At the exact same time, SABC News with anchor Elvin Presslin had nothing. While SABC News ironically kept playing promos in-between taped news inserts of other news, saying "When news breaks, we've got you covered".
The absence of Homo naledi coverage or any live coverage of deputy president Cyril Ramaphosa's speech on SABC News and the massive announcement was a shocking and visceral lapse to South African viewers of how dramatically the SABC failed on Thursday morning to cover a major event of national importance and international importance happening in South Africa.
Even by 12:00 on Thursday SABC News only had 18 seconds of Homo naledi news as a headline story read from the studio, followed by a very brief 2 minute story with Elvin Presslin just reading the prompter, before moving on to other news.
Meanwhile eNCA and ANN7 at 12:00 on Thursday continued with wall-to-wall live coverage and multiple live interviews, on location, with Joanne Joseph for eNCA and Peter van Onselen at ANN7 both reporting live from Maropeng.
The SABC left viewers flabbergasted and media rivals wondering about why the SABC's head of news Jimi Matthews decided not to devote more SABC News resources and coverage to the story.
SABC reporter Njanji Chauke was actually there but barely seen. He did report live eventually at 13:04 for a precious few minutes on SABC News from inside the by then empty auditorium - and with no interviews with any experts or analysts- while eNCA and ANN7 kept doing much longer live coverage and interviewing experts on location.
On CNN International (DStv 401) correspondent David McKenzie filed a brilliant story with great visuals and interviews - longer, better and more comprehensive than anything the SABC did.
South Africa's Debora Patta likewise did an incredible story for America's CBS Evening News, seen in South Africa on Sky News (DStv 402) with on location interviews and wonderful footage.
NBC's story, using visuals from National Geographic, and reported by Hallie Jackson for NBC Nightly News, seen on CNBC Africa (DStv 410), focused on the 6 cave diving women scientists who made did the painstaking excavation.
The SABC and SABC News showed a shocking lack of any rolling, in-depth Homo naledi coverage, while eNCA and ANN7 both brimmed for hours with experts, scientists, officials, archeologists and even the cave adventurers who discovered the bones originally and alerted the authorities, all being interviewed.
The Homo naledi lack of coverage was a real-time, on-air embarrassment of the highest degree for the SABC, the SABC News division and its SABC News channel seen across Africa.

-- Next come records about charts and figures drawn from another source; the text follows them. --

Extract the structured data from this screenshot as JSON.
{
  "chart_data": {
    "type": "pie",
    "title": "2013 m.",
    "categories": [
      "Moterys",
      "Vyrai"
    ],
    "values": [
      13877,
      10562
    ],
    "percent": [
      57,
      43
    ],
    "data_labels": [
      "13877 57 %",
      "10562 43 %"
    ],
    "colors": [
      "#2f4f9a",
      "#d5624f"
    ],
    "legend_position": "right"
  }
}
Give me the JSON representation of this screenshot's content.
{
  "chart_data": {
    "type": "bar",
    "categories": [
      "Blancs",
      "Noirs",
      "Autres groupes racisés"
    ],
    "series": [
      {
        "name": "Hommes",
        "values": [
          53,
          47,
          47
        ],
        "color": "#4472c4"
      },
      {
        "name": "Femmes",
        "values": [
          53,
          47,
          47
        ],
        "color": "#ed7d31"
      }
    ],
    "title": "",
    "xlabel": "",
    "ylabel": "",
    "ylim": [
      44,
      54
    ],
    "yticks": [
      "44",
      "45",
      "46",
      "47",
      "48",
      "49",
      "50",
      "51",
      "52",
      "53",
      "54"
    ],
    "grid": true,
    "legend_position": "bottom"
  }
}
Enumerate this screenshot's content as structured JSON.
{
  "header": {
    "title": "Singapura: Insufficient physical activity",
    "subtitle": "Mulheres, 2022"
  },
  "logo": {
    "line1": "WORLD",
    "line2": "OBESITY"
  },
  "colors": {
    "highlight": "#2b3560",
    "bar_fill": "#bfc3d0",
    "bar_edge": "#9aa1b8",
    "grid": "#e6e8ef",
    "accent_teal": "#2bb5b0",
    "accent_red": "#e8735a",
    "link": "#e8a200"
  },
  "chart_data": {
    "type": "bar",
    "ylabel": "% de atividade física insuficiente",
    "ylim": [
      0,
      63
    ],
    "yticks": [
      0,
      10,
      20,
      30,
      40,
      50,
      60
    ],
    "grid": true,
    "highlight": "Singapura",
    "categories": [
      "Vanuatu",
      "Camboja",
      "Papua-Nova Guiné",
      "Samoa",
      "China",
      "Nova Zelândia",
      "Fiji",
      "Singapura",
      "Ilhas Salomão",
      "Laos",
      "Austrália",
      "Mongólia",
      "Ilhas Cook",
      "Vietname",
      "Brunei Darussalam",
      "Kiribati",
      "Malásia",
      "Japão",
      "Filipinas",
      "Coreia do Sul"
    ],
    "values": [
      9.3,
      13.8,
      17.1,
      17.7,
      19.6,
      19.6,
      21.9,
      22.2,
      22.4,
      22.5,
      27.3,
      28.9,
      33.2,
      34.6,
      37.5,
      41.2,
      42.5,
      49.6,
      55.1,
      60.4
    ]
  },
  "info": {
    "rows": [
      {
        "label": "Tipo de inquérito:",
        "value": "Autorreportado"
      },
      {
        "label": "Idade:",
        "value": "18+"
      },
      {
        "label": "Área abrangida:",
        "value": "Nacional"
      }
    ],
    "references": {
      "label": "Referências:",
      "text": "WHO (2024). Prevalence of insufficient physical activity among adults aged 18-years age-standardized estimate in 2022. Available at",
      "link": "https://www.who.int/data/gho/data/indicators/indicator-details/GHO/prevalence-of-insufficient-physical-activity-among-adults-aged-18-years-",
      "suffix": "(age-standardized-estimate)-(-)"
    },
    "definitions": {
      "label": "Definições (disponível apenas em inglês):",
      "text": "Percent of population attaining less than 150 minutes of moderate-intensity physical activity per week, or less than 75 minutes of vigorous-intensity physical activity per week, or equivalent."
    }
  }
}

The SABC's controversial and famously matricless Hlaudi Motsoeneng keeps saying that the SABC will and must be telling "good news stories".
Yet the South African public broadcaster's news division completely dropped the ball with no live coverage and very little TV news coverage on Thursday of possibly the biggest "good news" story coming out of Africa and South Africa in 2015 and which instantly made world wide news from CNN to The New York Times.
Here was a legitimate and important good news story with great significance to tell and cover live, with incisive reporting, yet the SABC did nothing - while scientists, archeologists, the deputy president and several other experts were on hand and ready to talk about the hugely important and interesting discovery in South Africa.
Carte Blanche on M-Net will cover the huge news on Sunday evening at 19:00 on M-Net (DStv 101), with Joy Summers producing and with Derek Watts as presenter. Carte Blanche will report on the extraordinary scientific discovery of the new species of human and tell the remarkable tale of the two extreme cavers' discovery of Homo naledi.